I am given a sequence defined by $$ x_1=2 \ \text{and} \ x_{n+1}=x_n + \dfrac{1}{x_n} \ \text{for} \ n=1,2,\dots $$ I want to show that it is strictly increasing and that $x_n \to +\infty$.
Attempt at a solution:
That it is strictly increasing, I sense I need to use induction. Namely, I want to show that for all $n$, $x_n <x_{n+1}$. This statement is true for $n=1$ and I assume it is true for $n=k$ and I need to show that this implies it is true for $k+1$. Having hit a brickwall with this attempt I need some guidance.
As far as $x_n\to +\infty$ is concerned,I need to show that it is not bounded. For if it is increasing and not bounded this would imply it diverges to infinity. Therefore I have to show that for all $M>0$ there exists a $\tilde{n}=\tilde{n}(M)$ such that $x_{\tilde{n}}>M$.

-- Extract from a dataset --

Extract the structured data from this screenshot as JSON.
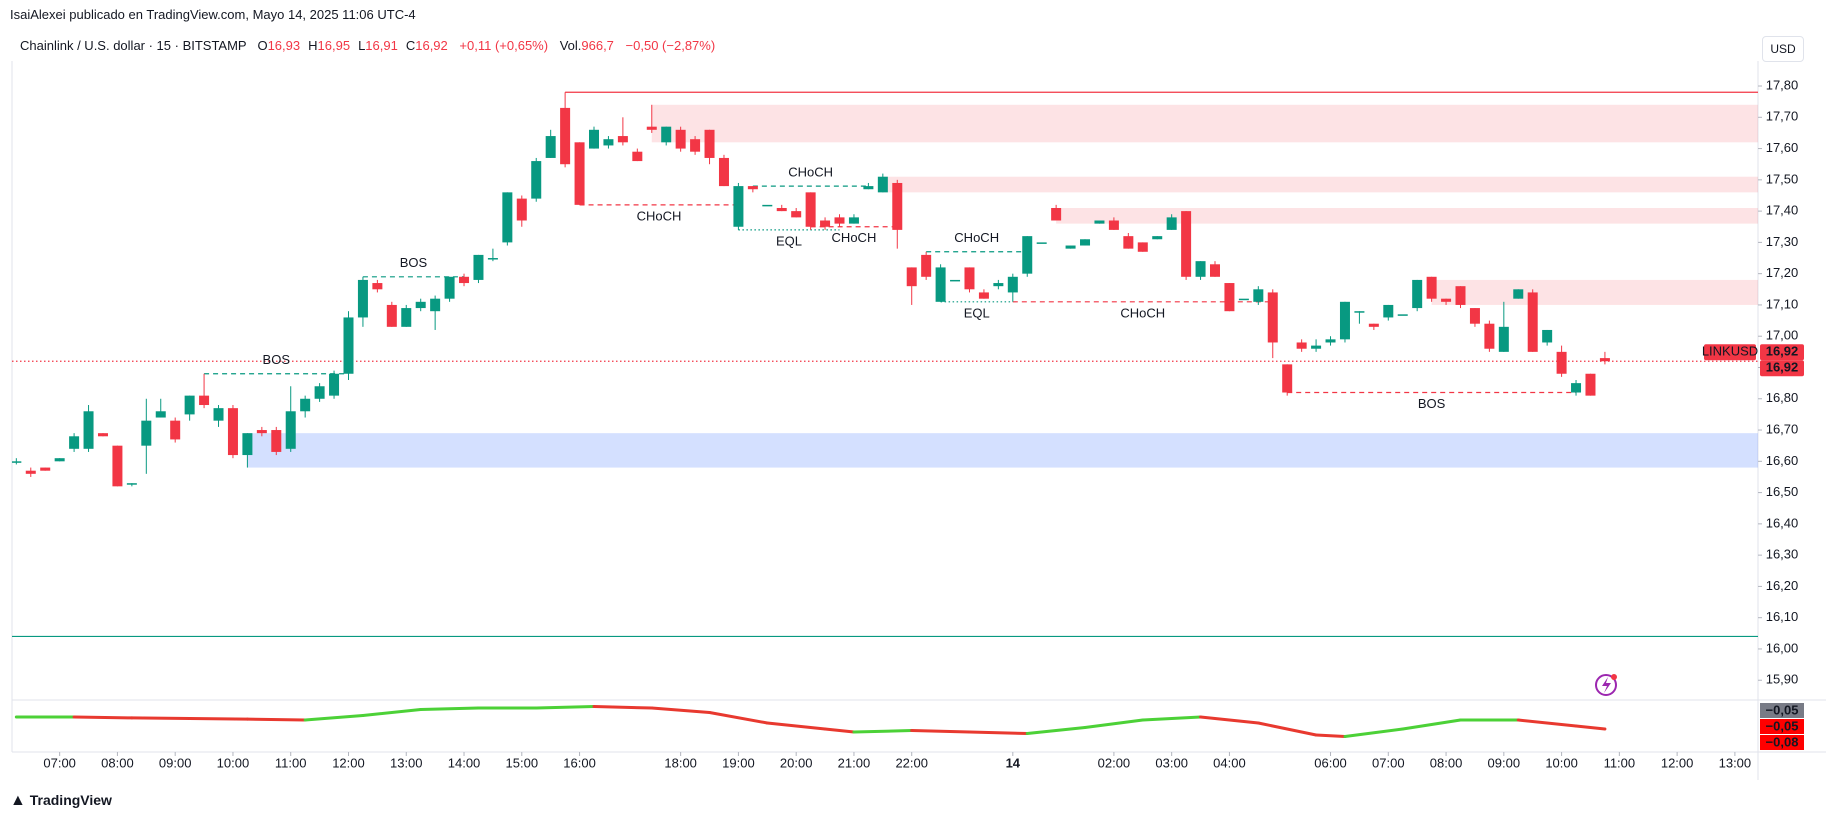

Is my understanding correct? Any hints on the proof would be welcome.
$x_{n+1}=x_n + \dfrac{1}{x_n}$ implies $x^2_{n+1}=x^2_n +2+ \dfrac{1}{x^2_n}>x^2_n +2$, so we can easily prove $x^2_n\ge2n+2$ by induction: it is true for $n=1$, because $x^2_1=4=2\cdot1+2$. If we know that it's true for $n$, i.e. $x^2_n\ge2n+2$, then $x^2_{n+1}>x^2_n+2\ge2n+2+2=2(n+1)+2$ (induction step).
This means $x_n\ge\sqrt{2n+2}$, since $x_n>0$ (by induction, too). The inequality is strict, except for $n=1$, naturally.